WHY DOES WEED MAKE YOUR EYES RED?
One of the most common effects of smoking weed is red, bloodshot eyes. It's to be expected, sure, but that doesn't answer the age-old question pondered by generations of potheads: why does weed make your eyes red?
The answer might surprise you because the truth is… your eyes turning red has nothing to do with the act of smoking at all.
THE ANSWER: LOWER BLOOD PRESSURE AND DILATED CAPILLARIES
After smoking weed, people generally experience an increase in heart rate and blood pressure. This effect is due to the plant's cannabinoids, which are chemical compounds responsible for some of the therapeutic and medicinal benefits of weed, and their initial interaction with the body. This rise in blood pressure and heart rate is comparable to normal physical activities, such as exercise or sex.

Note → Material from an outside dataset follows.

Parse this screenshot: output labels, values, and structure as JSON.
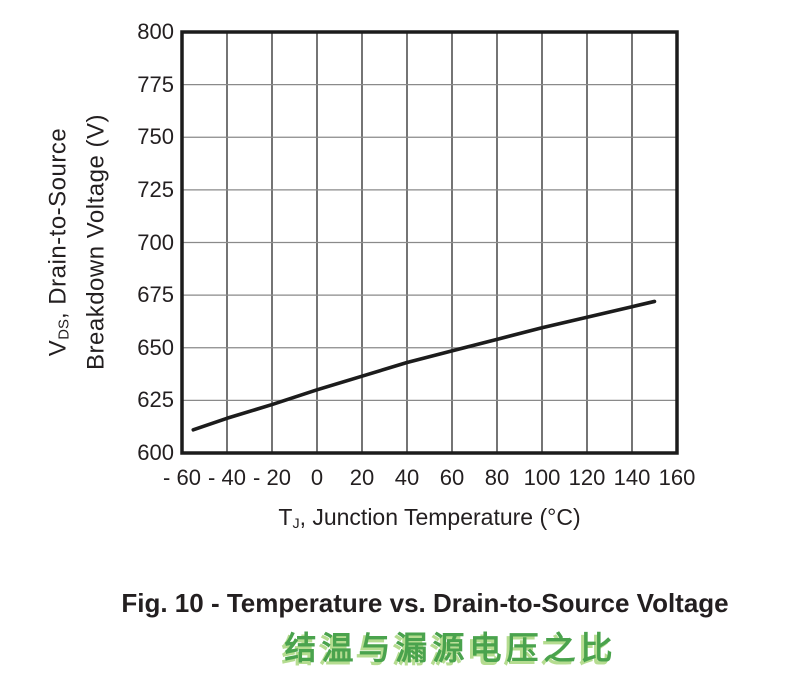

It generally takes about five to ten minutes for someone's heart rates to return to normal and for blood pressure to begin to decrease. As the blood pressure lowers, the blood vessels and capillaries dilate, including the ocular capillaries. The dilation of ocular capillaries causes increased blood flow to the eyes, which results in your eyes turning red and also reduces intraocular pressure.
In fact, according to Dr. Melanie Bone, “It's cannabis' ability to reduce intraocular pressure in the eyes that makes it a potentially viable treatment for glaucoma, a group of eye disorders that causes damage to the optic nerves which can eventually lead to blindness. It also happens to explain why your eyes become bloodshot after smoking cannabis.”
Evidence that the THC found in weed can lower intraocular pressure (IOP) is a major reason why many glaucoma patients have attempted to use medical marijuana to treat and relieve symptoms of the disease. It's important to know that some studies have contradicted or added a caveat to the claim that weed is beneficial for glaucoma. For instance, a 2018 study conducted at Indiana University found that cannabidiol (CBD), the non-intoxicating cannabinoid found in marijuana, could potentially worsen the condition by increasing eye pressure. More research into the use of weed for glaucoma treatment is needed.
DO EDIBLES MAKE YOUR EYES RED?
Similar to smoking weed, eating edibles could also make your eyes turn red. Again, this depends on the amount of THC consumed. Remember, it's not the smoke itself that makes your eyes red, but rather the ability that cannabinoids have to lower blood pressure, causing blood vessels and capillaries to dilate.
THE REDDER THE BETTER?
The amount your blood pressure is lowered and how red your eyes become depends on the amount of THC you consume.
Tetrahydrocannabinol (THC), the most common cannabinoid in weed, is responsible for the intoxication associated with smoking weed. The greater the concentration of THC in weed, the stronger the effects and the redder your eyes become.
So, red eyes can act as a sign that your weed has a high cannabinoid content (i.e., it's potent). In other words, if your eyes are noticeably bloodshot after consumption, there's a good chance you've landed yourself some highly potent weed.
Other than being a dead giveaway that you've recently smoked weed, you have no reason to be concerned about the redness of your eyes. Weed-induced eye redness will typically only last a few hours and can easily resolve if you have the right tools at your disposal.
It isn't a bad idea to have eye drops (or some sunglasses) on hand. Look for eye drop brands that are specifically designed to reduce eye redness. There are other methods that could potentially help combat weed-induced bloodshot eyes, including staying hydrated, washing your face and eyelids with cold water, or simply smoking weed with lower THC levels.